In December 2021, the City of Chicopee was in the process of hiring a new Police Chief. On Dec. 3, 2021, law enforcement received a report that a candidate for the position was receiving threats intended to force the victim to withdraw their application for Chicopee Police Chief. In November 2021, after submitting their application for Police Chief, the victim received numerous text messages from unknown numbers containing threats to expose information that would cause the victim reputational harm. As a result, the victim withdrew their application and the City delayed the selection process.

In meetings with law enforcement over the course of several months during the investigation, Clark falsely stated that she did not know who sent the messages and attempted to dissuade law enforcement from pursuing the investigation any further, expressing concern that the investigation was harming her reputation and “tearing the city apart.” Clark also falsely claimed to be a victim and stated that she received threatening text messages from unknown phone numbers, when, in fact she sent the messages to herself. Additionally, over the course of the investigation, Clark falsely accused at least five other, innocent individuals of sending the threatening text messages – including the victim’s fellow police officers, a City employee and her own son. 
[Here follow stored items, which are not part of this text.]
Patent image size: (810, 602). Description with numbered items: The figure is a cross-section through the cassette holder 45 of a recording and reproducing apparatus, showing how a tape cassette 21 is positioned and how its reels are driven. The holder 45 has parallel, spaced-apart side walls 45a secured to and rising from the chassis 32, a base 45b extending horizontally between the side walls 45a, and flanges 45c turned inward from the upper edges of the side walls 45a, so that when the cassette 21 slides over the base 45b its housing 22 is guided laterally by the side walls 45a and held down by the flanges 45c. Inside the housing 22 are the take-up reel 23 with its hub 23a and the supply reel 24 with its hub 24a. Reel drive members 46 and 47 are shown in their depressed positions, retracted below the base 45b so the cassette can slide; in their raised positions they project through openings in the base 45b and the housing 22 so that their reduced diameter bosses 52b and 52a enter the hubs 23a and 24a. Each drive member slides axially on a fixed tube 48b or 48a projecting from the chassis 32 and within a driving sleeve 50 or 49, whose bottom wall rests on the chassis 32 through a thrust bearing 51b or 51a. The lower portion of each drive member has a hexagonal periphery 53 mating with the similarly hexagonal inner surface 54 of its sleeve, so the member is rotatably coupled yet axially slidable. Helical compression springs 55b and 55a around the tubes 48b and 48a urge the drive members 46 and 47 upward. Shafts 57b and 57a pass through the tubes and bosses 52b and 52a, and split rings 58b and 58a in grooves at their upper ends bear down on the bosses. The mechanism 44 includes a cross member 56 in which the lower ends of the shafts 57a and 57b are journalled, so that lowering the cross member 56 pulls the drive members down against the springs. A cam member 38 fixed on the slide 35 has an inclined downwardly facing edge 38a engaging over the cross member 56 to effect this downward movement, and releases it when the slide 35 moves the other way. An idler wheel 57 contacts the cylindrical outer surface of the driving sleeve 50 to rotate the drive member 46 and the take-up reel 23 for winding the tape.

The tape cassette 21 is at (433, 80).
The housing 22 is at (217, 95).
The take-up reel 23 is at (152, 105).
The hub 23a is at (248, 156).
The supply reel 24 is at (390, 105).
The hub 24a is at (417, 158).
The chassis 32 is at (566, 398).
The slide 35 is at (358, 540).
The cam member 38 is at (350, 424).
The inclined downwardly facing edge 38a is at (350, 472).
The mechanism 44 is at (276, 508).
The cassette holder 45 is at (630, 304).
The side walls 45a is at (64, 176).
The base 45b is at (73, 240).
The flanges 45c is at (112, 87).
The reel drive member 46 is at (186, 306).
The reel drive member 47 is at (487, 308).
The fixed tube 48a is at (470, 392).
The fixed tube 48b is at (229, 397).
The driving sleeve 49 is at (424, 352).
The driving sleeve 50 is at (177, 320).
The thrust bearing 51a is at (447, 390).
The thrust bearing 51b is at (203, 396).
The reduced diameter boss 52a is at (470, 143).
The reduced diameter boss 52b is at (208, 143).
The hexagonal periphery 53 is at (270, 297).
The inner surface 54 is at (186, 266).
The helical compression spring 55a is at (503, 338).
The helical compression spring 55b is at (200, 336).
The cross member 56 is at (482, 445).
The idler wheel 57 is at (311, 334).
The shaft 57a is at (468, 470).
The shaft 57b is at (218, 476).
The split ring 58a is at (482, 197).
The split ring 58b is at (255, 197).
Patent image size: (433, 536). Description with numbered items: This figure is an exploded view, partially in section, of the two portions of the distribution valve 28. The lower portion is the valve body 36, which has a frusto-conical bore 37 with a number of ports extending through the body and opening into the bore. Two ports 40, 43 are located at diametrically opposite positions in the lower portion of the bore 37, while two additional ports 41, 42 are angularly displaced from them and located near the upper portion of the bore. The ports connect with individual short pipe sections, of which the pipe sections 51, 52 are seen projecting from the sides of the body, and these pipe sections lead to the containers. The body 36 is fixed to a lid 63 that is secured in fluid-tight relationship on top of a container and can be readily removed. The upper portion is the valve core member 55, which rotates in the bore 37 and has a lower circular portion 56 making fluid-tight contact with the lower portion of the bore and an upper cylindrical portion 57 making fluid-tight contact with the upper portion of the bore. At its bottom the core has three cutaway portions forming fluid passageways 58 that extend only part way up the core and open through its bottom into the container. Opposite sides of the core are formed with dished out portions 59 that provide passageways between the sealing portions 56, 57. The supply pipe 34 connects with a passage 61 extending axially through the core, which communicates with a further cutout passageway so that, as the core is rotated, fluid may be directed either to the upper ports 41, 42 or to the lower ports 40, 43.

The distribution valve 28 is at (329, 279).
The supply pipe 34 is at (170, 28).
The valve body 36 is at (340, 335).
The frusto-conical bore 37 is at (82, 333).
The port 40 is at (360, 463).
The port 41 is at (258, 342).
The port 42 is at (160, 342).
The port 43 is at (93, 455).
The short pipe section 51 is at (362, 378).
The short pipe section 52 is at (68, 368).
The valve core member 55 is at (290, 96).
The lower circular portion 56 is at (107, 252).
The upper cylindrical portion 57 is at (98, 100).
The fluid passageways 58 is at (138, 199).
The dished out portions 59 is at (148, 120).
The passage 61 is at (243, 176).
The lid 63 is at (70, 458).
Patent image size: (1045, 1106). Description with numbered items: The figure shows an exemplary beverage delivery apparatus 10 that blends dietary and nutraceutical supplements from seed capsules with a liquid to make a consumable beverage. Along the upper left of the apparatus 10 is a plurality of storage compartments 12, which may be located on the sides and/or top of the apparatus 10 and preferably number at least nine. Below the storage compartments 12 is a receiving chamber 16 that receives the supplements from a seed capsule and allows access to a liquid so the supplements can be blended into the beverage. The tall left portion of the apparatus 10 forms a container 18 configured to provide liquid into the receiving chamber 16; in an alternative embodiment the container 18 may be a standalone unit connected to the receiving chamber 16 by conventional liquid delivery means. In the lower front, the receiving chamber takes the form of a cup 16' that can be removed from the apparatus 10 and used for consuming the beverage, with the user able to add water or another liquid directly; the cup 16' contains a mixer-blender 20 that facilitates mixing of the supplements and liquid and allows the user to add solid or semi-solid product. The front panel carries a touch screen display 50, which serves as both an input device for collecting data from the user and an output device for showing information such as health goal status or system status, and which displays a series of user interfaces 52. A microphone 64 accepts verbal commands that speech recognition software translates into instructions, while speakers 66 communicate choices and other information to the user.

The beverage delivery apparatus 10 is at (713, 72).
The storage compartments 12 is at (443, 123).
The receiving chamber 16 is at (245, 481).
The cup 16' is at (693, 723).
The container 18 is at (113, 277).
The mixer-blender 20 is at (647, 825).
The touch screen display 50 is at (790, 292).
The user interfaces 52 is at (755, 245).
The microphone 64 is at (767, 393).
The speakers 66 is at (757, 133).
The investigation revealed that a total of approximately 99 threatening messages were sent from fictitious phone numbers purchased through a mobile app. Phone and internet records revealed that these numbers were purchased by Clark and that these accounts sent each of the threatening messages. Clark made false statements to law enforcement denying that she had downloaded a mobile app with which she purchased the fictitious phone numbers to send the messages. Clark later admitted that she did indeed send the messages and downloaded the app.

Acting U.S. Attorney Levy and FBI SAC Cohen made the announcement. Assistant U.S. Attorney Neil L. Desroches of the Springfield Branch Office prosecuted the case.